A reunião foi acompanhada por deputados federais dos estados que perderam recurso após a publicação da Portaria Interministerial Nº 1495, de 28 de dezembro de 2012, que alterou os valores de repasse da União previstos na portaria N°1360-A de 19/11/12. A deputada federal Elcione Barbalho (PMDB) foi representando o Pará.
O secretário executivo do MEC, José Henrique Paim, disse que “é impossível recompor o que se perdeu no exercício de 2012. O que podemos fazer é garantir que a complementação do governo que será feita em abril não será negativa”, disse o secretário.
Ou seja, ao invés de subtrair recursos das prefeituras, como já aconteceu em anos anteriores, o MEC vai repassar valores ainda não calculados. “Mas de certo não será a reposição daquilo que os prefeitos perderam em dezembro de 2012”, enfatizou o ex-prefeito de Moju e diretor financeiro da Federação das Associações de Municípios do Estado do Pará (Famep), Iran Lima.
A Famep vai aguardar até o dia 15 de fevereiro por uma solução do MEC. Caso contrário, pretende recorrer a medidas judiciais para exigir que o Ministério da Educação cumpra o que foi estabelecido pela Portaria Nº 1360-A. “Prefeitos que deixaram as prefeituras chegaram a empenhar recurso para o pagamento da folha salarial do magistério contando com recursos do Fundeb. E agora? Como ficam os novos prefeitos que assumiram? E a responsabilidade fiscal daqueles que saíram pensando que os compromissos seriam quitados com recursos assegurados por uma portaria do governo federal?”, questiona Iran.
A dúvida foi levantada por praticamente todos os representantes de municípios dos estados prejudicados. Pará, Maranhão, Bahia, Alagoas e Pernambuco foram os estados que mais perderam recurso referente à complementação da União ao Fundo de Manutenção e Desenvolvimento da Educação Básica e de Valorização dos Profissionais da Educação (Fundeb).

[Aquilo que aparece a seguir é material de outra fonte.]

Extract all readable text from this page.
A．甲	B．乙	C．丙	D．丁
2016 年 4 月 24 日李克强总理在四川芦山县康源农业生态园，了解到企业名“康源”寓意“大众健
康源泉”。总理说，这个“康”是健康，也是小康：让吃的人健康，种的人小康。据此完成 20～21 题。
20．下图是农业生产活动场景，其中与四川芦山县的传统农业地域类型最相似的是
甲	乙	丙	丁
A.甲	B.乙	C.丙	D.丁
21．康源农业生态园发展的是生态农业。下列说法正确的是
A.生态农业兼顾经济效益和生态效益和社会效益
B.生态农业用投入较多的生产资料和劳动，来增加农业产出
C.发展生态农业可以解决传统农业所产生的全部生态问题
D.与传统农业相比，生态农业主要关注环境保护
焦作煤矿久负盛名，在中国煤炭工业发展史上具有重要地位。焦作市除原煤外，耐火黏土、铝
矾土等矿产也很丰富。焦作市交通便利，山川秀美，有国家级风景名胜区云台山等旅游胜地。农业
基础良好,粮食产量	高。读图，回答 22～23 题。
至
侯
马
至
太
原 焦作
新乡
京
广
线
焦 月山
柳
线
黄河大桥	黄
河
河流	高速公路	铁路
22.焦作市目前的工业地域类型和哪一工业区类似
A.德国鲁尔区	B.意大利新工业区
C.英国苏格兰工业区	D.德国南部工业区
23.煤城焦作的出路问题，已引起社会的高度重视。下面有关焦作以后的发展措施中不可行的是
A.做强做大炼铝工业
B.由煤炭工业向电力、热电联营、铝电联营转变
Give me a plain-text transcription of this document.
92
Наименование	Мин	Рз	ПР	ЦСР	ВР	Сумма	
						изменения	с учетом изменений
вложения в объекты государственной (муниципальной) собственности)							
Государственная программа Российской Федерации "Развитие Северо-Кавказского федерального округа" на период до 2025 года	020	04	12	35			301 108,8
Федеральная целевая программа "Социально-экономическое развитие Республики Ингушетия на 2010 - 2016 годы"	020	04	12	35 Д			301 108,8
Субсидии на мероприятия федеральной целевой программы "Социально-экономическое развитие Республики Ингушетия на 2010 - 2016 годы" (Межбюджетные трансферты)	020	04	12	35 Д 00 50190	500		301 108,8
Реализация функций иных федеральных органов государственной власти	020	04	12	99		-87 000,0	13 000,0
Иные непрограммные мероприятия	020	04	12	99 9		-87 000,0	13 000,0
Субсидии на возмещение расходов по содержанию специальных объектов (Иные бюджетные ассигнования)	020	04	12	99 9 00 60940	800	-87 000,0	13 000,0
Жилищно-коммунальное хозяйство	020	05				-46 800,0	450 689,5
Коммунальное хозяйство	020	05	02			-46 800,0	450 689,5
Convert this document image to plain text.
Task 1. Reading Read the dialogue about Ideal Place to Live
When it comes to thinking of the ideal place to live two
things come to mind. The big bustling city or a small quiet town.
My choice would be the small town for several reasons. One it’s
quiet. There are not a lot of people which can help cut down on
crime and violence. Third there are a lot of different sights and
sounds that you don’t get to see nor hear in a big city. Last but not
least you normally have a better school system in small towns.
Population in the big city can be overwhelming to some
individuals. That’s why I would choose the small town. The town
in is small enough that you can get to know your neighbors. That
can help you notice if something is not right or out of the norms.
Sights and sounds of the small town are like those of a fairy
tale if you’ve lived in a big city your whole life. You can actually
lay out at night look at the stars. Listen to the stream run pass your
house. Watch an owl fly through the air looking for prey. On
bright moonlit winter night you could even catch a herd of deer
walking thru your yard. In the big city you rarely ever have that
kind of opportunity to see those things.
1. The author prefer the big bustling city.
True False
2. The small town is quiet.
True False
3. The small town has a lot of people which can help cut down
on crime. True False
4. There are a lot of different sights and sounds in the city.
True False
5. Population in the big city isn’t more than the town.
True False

Perdas do Pará chegam a 330 milhões
Em novembro passado o MEC refez seus cálculos e estabeleceu que o Pará receberia R$ 330.845.270,54 de complementação em 31 de janeiro a ser dividido para cada um dos 144 municípios paraenses de acordo com seu índice do Fundeb, calculado com base na série e na quantidade de alunos matriculados na rede.
“Ocorre que a nova portaria interministerial de dezembro determinou que o Pará receberia apenas R$ 3.070.044,49, gerando uma perda de R$ 327.775.226,05 milhões”, explicou Iran Lima. A expectativa dos representantes das federações e associações de municípios que estiveram presentes ao encontro era de que o MEC voltasse atrás e tornasse sem efeito a portaria, o que foi imediatamente descartado pelo secretário executivo e pelo secretário de Educação Básica do MEC, Romeu Caputo.